If we could elect an honest politician who would protect our rights as detailed by the constitution, it would go a long way in affecting these Christian nut cases. … We should put in place mandatory extreme prison sentences for anyone or any group that attempts to take away the civil liberties guaranteed by our constitution. (Male, aged 56-65 with master’s degree)
A dangerous group of stupid judgmental sheep following evil leaders. It is a major threat to our country, our constitution, and our rights. (Male, aged 26-35 with bachelor’s degree)
Do the Differences Between Islam and Christianity Matter When Talking Religious Freedom?
I know that some think there’s an important difference here. These sorts of charges are true of Islam, but not of Christianity.

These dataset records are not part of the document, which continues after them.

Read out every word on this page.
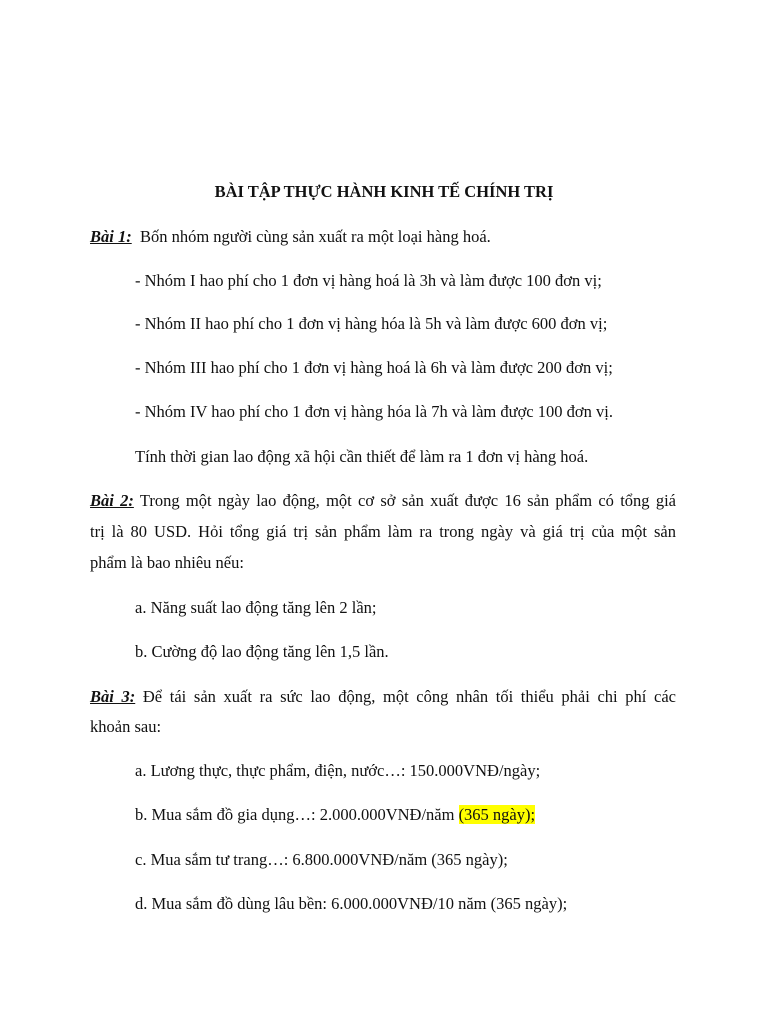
BÀI TẬP THỰC HÀNH KINH TẾ CHÍNH TRỊ
Bài 1: Bốn nhóm người cùng sản xuất ra một loại hàng hoá.
- Nhóm I hao phí cho 1 đơn vị hàng hoá là 3h và làm được 100 đơn vị;
- Nhóm II hao phí cho 1 đơn vị hàng hóa là 5h và làm được 600 đơn vị;
- Nhóm III hao phí cho 1 đơn vị hàng hoá là 6h và làm được 200 đơn vị;
- Nhóm IV hao phí cho 1 đơn vị hàng hóa là 7h và làm được 100 đơn vị.
Tính thời gian lao động xã hội cần thiết để làm ra 1 đơn vị hàng hoá.
Bài 2: Trong một ngày lao động, một cơ sở sản xuất được 16 sản phẩm có tổng giá
trị là 80 USD. Hỏi tổng giá trị sản phẩm làm ra trong ngày và giá trị của một sản
phẩm là bao nhiêu nếu:
a. Năng suất lao động tăng lên 2 lần;
b. Cường độ lao động tăng lên 1,5 lần.
Bài 3: Để tái sản xuất ra sức lao động, một công nhân tối thiểu phải chi phí các
khoản sau:
a. Lương thực, thực phẩm, điện, nước…: 150.000VNĐ/ngày;
b. Mua sắm đồ gia dụng…: 2.000.000VNĐ/năm (365 ngày);
c. Mua sắm tư trang…: 6.800.000VNĐ/năm (365 ngày);
d. Mua sắm đồ dùng lâu bền: 6.000.000VNĐ/10 năm (365 ngày);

Does it really matter that much, though? Muslims would never be able to set up Sharia law in our country even if they wanted to.
But I am not going to argue that at this time. Let’s instead suppose you’re right. Let’s suppose all these negative beliefs are true about Islam but not about Christianity. Being right does not remove the weapons such arguments will become in the hands of Christianity’s opponents. They honestly believe Christians are violent and want to set up legal system based on our faith alone. Telling them they’re wrong won’t slow them down.
I am not so naïve as to think that if we stand up for Muslims’ freedoms today, everyone will stand up for Christians’ freedoms in the future. People who hate Christians are perfectly capable of hypocrisy. The Eric Walsh case, for example, showed how many of them really do not stand for freedom of worship, no matter what their words may say.
Still, making a stand for Muslims’ religious freedom today will at least take one future weapon away from Christianity’s opponents. It will at least help us persuade reasonable persons to help us maintain our freedoms. Attacking Muslims will do the exact opposite. By doing so, many Christians may be putting nails in the coffin for their own religious freedom.
I am not a Muslim. I want Christians to critique Islam. I also want Muslims to have the same religious freedoms I possess. Because religious discrimination is wrong, period — and because religious freedom for all is good for us all.